Le coin de rue, l’attente pour traverser, donner la main, attendre au feu… le passage piéton, les feux, les panneaux… J’aimais beaucoup la photo avec les scooters colorés, je l’aurais volontiers choisie en couverture… L’éditrice en a choisi une autre, pour  l’attitude en mouvement du petit garçon. Cela me convient bien aussi. On voit des voitures, un bus, cette rue bien large…. 

À chaque fois, j’en profite pour faire quelques photos de l’enfant pour les parents, un clin d’œil, un souvenir…
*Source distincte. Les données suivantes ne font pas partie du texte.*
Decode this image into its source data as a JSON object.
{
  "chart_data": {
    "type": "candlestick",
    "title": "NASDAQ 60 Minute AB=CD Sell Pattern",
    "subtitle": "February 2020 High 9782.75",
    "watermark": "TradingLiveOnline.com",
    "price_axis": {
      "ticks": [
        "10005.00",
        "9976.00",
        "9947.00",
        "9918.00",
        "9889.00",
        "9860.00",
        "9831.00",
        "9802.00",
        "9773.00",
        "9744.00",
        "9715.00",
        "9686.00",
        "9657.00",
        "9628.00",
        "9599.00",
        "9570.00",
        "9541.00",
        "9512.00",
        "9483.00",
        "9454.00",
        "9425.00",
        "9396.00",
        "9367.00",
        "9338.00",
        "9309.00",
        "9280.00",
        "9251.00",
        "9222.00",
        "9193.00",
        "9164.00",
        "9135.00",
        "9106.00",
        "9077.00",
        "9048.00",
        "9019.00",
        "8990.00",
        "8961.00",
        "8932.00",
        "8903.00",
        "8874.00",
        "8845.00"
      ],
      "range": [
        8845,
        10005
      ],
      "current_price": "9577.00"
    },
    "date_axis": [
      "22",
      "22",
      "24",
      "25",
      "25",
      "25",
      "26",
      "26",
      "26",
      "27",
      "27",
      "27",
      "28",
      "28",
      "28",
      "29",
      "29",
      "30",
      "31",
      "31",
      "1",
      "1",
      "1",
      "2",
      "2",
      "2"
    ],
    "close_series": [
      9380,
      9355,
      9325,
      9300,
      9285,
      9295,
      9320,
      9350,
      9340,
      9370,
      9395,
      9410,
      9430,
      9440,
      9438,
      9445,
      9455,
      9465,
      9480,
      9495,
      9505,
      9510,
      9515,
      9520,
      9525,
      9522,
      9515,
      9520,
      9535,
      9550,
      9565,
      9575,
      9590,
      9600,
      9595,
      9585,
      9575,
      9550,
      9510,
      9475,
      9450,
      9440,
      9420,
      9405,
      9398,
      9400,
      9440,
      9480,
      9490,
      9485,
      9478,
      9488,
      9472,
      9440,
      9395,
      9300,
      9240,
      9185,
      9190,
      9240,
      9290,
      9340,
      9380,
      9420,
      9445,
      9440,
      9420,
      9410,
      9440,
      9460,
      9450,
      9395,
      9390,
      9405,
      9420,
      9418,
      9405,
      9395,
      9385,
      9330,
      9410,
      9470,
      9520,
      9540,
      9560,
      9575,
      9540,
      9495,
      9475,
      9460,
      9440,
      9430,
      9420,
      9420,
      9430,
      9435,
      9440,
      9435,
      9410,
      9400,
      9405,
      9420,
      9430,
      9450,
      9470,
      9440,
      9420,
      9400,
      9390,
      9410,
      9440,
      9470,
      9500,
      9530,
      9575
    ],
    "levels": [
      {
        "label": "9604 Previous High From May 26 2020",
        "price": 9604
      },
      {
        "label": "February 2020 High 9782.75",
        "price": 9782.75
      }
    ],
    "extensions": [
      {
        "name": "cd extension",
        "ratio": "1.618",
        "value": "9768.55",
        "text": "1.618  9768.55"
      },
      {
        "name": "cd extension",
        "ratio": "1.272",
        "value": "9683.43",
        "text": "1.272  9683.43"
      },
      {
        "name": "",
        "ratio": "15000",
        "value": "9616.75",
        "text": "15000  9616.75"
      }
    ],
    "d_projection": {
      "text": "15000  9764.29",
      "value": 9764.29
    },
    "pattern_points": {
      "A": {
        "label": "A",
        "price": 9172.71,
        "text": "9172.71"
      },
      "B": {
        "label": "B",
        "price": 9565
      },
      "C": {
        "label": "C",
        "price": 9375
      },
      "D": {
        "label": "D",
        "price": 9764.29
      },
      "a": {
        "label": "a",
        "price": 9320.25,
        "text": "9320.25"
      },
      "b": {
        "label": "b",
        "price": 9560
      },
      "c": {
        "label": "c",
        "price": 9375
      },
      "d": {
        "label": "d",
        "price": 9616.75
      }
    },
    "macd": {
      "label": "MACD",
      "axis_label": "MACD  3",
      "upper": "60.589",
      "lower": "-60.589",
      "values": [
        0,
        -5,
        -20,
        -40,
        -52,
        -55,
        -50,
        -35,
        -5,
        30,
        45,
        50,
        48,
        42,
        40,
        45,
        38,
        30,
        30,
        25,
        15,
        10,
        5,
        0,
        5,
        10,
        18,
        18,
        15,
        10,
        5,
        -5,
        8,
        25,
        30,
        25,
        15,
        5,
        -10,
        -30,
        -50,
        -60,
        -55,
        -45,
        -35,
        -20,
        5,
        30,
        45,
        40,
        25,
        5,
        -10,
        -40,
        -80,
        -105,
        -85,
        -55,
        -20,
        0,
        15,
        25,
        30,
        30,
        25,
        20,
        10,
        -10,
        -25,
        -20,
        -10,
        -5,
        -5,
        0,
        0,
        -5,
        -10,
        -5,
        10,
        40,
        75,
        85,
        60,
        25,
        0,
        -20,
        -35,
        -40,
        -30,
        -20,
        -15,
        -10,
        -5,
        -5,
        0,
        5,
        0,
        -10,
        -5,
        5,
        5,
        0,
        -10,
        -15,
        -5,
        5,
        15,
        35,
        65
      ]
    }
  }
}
Ce jour-là, le ciel était très gris et on a failli annuler… mais c’est ça aussi préparer un livre documentaire : le temps n’est pas toujours au beau, notre quotidien a de multiples facettes… Voilà pour la petite histoire de ces photos. »


L’avis d’une pédiatre sur la collection

La collection « Mon petit monde » est comme une fenêtre sur le monde pour les tout-petits. 

Cette découverte de l’environnement qui les entoure peut les éveiller au monde, et favoriser leur interaction avec les autres. Elle leur permet de se familiariser avec des scènes, des images, des situations du quotidien, et de les décoder ainsi avec plus de facilité. Globalement, leur sens de l’observation n’en est que plus efficient. 

Nellie Houeto, pédiatre à Hyères.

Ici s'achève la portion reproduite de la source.